Life as we know it has transformed completely. We have been confined to the four walls of our humble abodes for at least the past two months. Well most of us. While a lot of us are mourning lost vacations, mimosas at brunch & plain old hugs – over 500,000 individuals in the United States do not have the luxury of having consistent four walls, putting them at a significantly increased risk!
Many social determinants of health have a huge effect on COVID-19 outcomes – homeless families are at higher risk of viral transmission because of crowded living spaces & scarce access to testing. A study in Boston showed 36% individuals residing in a shelter had a positive test. In the US, the infection rate is THREE times higher in predominantly black counties than white counties and the mortality rate is SIX times higher. Physical distancing has been great for flattening the curve, but in communities that already have difficulties with SDOH it could create even more adverse health outcomes. Physical distancing is an issue of PRIVILEGE – not everyone has that accessibility.
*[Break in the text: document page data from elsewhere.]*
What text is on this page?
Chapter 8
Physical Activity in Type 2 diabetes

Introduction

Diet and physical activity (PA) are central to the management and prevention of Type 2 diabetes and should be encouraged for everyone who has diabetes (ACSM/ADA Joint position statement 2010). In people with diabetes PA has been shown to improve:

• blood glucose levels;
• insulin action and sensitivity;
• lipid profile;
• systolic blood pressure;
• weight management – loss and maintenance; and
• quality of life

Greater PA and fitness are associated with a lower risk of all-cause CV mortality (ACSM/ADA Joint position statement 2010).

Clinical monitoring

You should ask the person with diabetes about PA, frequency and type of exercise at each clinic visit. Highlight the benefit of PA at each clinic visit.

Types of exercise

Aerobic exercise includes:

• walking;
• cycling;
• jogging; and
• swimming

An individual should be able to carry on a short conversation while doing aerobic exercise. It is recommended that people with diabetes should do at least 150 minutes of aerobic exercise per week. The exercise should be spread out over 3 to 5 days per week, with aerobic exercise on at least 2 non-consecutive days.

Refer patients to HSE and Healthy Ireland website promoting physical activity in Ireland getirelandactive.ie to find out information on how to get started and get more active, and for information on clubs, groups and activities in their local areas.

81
Not everyone can work from home – which splits into people who have been laid off (no job = no insurance or income = increased food insecurity = overall reduction in SDOH) & those who are essential workers (putting them at an overall increased risk to contract COVID19).
COVID-19 is bringing to light the disparities within our society – a lot of us who are involved in public health were heavily taught about these disparities – and now that the rest of the world is starting to understand them more – it’s our opportunity to address them!